Further, although direct documentation was not provided, BALCA found that the VP was clearly “intimately knowledgeable” about the company’s products and business needs. BALCA agreed that the employer provided specific examples regarding (1) the foreign worker’s invaluable knowledge of the product and (2) why U.S. workers could not timely acquire the skills needed for this role. Based on this information, BALCA reversed the Certifying Officer’s denial and ordered that the case be approved.
An infeasibility to train argument is usually reviewed with skepticism. Employers should remember that a simple statement of inefficiency or economic hardship will not suffice. A written statement by someone very knowledgeable about the company and its goals/products along with supporting documentation is always beneficial when presenting an infeasibility to train argument. Always remember that your burden is high, so any tangible evidence that you provide will help to overcome that burden of proof.
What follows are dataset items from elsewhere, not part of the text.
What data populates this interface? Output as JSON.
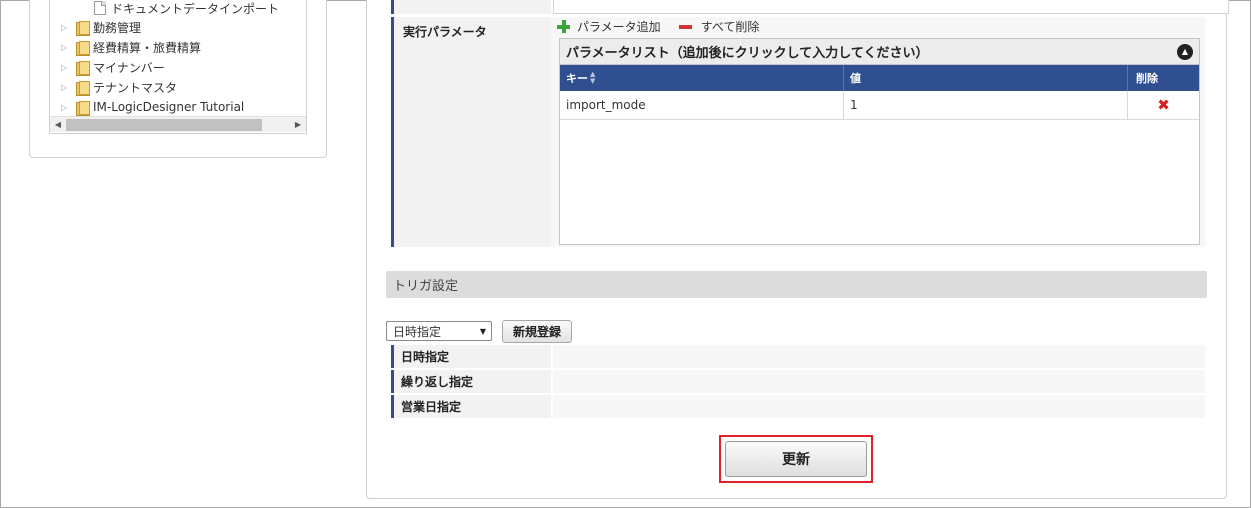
{
  "tree": {
    "items": [
      {
        "label": "ドキュメントデータインポート",
        "type": "doc"
      },
      {
        "label": "勤務管理",
        "type": "folder"
      },
      {
        "label": "経費精算・旅費精算",
        "type": "folder"
      },
      {
        "label": "マイナンバー",
        "type": "folder"
      },
      {
        "label": "テナントマスタ",
        "type": "folder"
      },
      {
        "label": "IM-LogicDesigner Tutorial",
        "type": "folder"
      }
    ]
  },
  "params": {
    "label": "実行パラメータ",
    "add_label": "パラメータ追加",
    "delete_all_label": "すべて削除",
    "list_title": "パラメータリスト（追加後にクリックして入力してください）",
    "columns": {
      "key": "キー",
      "value": "値",
      "delete": "削除"
    },
    "rows": [
      {
        "key": "import_mode",
        "value": "1"
      }
    ]
  },
  "trigger": {
    "section_title": "トリガ設定",
    "select_value": "日時指定",
    "new_button": "新規登録",
    "rows": [
      {
        "label": "日時指定"
      },
      {
        "label": "繰り返し指定"
      },
      {
        "label": "営業日指定"
      }
    ]
  },
  "actions": {
    "update_label": "更新"
  },
  "colors": {
    "accent_border": "#2d4f8c",
    "grid_header": "#2f4f91",
    "highlight": "#e0202a",
    "delete": "#d42020",
    "add": "#3aa53a"
  }
}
network engineer with B.com Indian degree (12+3 = 15years study) 6-years in India, 2years UAE and 7years 11 months in USA experience. Any chance to renew my H1B same employer from day 1 in year end November 2020?
Hi Sanju,
Thank you for your question. I would contact a qualified immigration attorney to go over your case with you as H-1B renewals are very case specific and I would not be able to make that determination based solely on the information provided here. Thanks and have a wonderful day!